Academics and Aboriginal culture teachers are divided about whether these traditional doctors can be called shamans or compared with shamans elsewhere. Features of Aboriginal cultures and practices that lead some to say that there are Aboriginal shamans include accounts of initiations in which people talk of being abducted, dismembered, and reassembled by powerful other-than-human persons or, perhaps, “spirits.” Crystals or other powerful substances are often “sung” or otherwise inserted into bodies (without leaving wounds or outward signs), often providing something like a “third eye” with “x-ray vision.” Although the mastery of spirits is not part of traditional Aboriginal worldviews and lifeways, engagement with powerful, co-creative beings is important. There are accounts that suggest the importance of altered states of consciousness, ecstasy, trance, or possession, but they are not ubiquitous practices of all Aboriginal doctors or clever people. Journeying or flying can be part of the clever person’s abilities. However, few if any of these seemingly shamanic abilities, experiences, and practices are unique to clever people. In their Aboriginal forms, they arise from and make sense in traditional cosmologies and lifeways for all Aboriginal people. It is probably wise to conclude that clever people do what all Aboriginal people are supposed to do if they live up to what their cultures indicate is appropriate to human behaviour. In this sense, the term is equivalent to elder, referring to those who are worthy of respect not principally for their age but for their accumulated wisdom and skill.
Similarly, it has been claimed that Aboriginal people have totem or power animals or plants, like shamans in other cultures. However, on the one hand, the interspecies clan relationships of traditional Aboriginal people are not entirely the same as those found elsewhere, since they fit within uniquely Aboriginal conceptions of everything as emerging from “the Dreaming,” and on the other hand, they are not specific to elders or clever people because every living being comes from the Dreaming and is member of a (totemic/interspecies) clan.

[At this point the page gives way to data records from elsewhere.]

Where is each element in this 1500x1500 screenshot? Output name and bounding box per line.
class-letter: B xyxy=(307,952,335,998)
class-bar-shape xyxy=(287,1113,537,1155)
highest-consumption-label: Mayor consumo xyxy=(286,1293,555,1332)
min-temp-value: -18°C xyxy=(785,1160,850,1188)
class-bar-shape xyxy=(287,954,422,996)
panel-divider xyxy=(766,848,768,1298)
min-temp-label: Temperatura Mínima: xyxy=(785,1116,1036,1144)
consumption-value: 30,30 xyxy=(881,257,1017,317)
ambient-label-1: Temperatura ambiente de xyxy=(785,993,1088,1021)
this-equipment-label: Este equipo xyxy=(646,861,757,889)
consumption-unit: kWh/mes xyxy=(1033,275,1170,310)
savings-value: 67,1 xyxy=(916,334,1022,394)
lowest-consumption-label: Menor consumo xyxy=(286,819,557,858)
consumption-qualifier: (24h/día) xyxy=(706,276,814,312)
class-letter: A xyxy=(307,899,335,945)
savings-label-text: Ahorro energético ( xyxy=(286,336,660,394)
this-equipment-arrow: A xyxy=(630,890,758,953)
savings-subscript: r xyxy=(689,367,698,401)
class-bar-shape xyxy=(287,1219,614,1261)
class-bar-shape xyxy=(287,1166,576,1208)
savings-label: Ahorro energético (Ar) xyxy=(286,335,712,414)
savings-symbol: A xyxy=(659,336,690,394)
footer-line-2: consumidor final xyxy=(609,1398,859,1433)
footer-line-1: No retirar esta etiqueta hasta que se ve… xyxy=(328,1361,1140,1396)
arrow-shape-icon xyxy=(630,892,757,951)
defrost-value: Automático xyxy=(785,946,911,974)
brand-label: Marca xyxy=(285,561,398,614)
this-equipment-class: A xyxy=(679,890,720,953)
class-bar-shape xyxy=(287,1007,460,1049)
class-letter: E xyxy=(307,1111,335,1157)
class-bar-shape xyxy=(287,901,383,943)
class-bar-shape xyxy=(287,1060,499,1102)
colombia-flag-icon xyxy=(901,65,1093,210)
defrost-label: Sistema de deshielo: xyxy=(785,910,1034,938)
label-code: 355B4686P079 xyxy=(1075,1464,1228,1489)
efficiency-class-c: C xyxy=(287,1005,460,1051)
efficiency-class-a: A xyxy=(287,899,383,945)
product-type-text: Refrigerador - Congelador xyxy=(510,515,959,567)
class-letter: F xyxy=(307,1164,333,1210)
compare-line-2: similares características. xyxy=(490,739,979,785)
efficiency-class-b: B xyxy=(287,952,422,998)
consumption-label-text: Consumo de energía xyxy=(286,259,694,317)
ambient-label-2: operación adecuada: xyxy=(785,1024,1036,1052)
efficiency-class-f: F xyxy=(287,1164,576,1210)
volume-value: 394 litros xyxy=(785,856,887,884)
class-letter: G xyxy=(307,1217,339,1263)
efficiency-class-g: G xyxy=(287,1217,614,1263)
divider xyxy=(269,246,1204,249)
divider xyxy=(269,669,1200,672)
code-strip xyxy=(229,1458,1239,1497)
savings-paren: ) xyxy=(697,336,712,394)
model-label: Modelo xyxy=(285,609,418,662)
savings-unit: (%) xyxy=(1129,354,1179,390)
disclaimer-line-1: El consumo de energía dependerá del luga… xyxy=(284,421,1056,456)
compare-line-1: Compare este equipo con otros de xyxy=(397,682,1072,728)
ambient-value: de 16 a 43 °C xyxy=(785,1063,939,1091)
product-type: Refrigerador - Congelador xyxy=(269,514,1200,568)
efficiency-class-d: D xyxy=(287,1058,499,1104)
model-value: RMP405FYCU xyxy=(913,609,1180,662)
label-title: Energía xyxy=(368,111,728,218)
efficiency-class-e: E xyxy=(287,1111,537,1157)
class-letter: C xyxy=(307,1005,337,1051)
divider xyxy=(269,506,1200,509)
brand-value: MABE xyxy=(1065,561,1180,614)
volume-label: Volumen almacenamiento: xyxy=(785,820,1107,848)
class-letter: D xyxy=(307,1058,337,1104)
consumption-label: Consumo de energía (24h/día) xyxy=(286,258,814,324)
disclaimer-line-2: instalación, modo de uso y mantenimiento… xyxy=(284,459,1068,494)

Mircea Eliade misrepresented one Dreaming narrative in support of his construction of shamanism, taking a reference to a pole as equivalent to the axis mundi that he claimed to find everywhere among shamans. Far from being about an “escape from history” or a “celestial withdrawal,” as Eliade presents it, this and other Dreaming narratives and rituals are intimately concerned with what Jonathan Z. Smith (1987) calls “terrestrial transformation and continued presence.” That is, the goal of Aboriginal spirituality is a greater engagement with the places in which people find themselves participants.